Gas karbon dioksida juga dapat dihilangkan secara langsung. Caranya dengan menyuntikkan (menginjeksikan) gas tersebut ke sumur-sumur minyak untuk mendorong agar minyak bumi keluar ke permukaan (Enhanced Oil Recovery). Injeksi juga bisa dilakukan untuk mengisolasi gas ini di bawah tanah seperti dalam sumur minyak, lapisan batubara atau aquifer. Hal ini telah dilakukan di salah satu anjungan pengeboran lepas pantai Norwegia, di mana karbon dioksida yang terbawa ke permukaan bersama gas alam ditangkap dan diinjeksikan kembali ke aquifer sehingga tidak dapat kembali ke permukaan.

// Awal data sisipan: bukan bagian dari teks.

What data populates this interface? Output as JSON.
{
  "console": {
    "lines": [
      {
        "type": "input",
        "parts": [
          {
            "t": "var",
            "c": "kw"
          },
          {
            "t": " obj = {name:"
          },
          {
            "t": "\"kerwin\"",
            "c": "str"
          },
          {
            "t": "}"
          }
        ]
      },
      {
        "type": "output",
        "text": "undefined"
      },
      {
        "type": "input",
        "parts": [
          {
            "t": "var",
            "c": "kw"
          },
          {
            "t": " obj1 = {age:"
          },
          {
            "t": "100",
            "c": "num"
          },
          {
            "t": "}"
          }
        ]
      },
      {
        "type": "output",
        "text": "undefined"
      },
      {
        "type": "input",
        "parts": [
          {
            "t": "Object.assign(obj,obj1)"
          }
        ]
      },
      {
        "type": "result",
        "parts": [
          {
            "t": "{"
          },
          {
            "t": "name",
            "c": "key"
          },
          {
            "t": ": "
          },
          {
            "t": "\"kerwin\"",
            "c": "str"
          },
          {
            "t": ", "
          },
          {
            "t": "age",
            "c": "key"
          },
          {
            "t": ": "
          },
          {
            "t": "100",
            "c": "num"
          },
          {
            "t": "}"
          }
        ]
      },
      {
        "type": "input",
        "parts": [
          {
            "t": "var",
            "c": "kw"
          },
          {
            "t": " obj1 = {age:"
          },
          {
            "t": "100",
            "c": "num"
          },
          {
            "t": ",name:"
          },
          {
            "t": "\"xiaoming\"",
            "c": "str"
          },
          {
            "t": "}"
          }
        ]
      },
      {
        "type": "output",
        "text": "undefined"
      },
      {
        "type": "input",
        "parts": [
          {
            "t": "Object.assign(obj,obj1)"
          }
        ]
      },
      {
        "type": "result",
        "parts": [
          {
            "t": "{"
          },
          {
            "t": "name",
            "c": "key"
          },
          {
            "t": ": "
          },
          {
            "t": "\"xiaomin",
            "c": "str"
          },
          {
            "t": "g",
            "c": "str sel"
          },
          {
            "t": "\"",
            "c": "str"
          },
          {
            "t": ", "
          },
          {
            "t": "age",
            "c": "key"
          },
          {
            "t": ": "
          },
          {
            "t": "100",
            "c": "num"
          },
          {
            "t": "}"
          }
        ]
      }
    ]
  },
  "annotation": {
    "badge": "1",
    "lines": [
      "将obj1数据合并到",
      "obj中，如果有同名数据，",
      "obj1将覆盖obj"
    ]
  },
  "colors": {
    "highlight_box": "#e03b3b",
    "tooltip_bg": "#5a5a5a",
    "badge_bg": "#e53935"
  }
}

Salah satu sumber penyumbang karbon dioksida adalah pembakaran bahan bakar fosil. Penggunaan bahan bakar fosil mulai meningkat pesat sejak revolusi industri pada abad ke-18. Pada saat itu, batubara menjadi sumber energi dominan untuk kemudian digantikan oleh minyak bumi pada pertengahan abad ke-19. Pada abad ke-20, energi gas mulai biasa digunakan di dunia sebagai sumber energi. Perubahan tren penggunaan bahan bakar fosil ini sebenarnya secara tidak langsung telah mengurangi jumlah karbon dioksida yang dilepas ke udara, karena gas melepaskan karbon dioksida lebih sedikit bila dibandingkan dengan minyak apalagi bila dibandingkan dengan batubara. Walaupun demikian, penggunaan energi terbaharui dan energi nuklir lebih mengurangi pelepasan karbon dioksida ke udara. Energi nuklir, walaupun kontroversial karena alasan keselamatan dan limbahnya yang berbahaya, bahkan tidak melepas karbon dioksida sama sekali.
Jadi, hal yang harus kita lakukan untuk mengurangi dampak global warming adalah kembali menghijaukan bumi kita.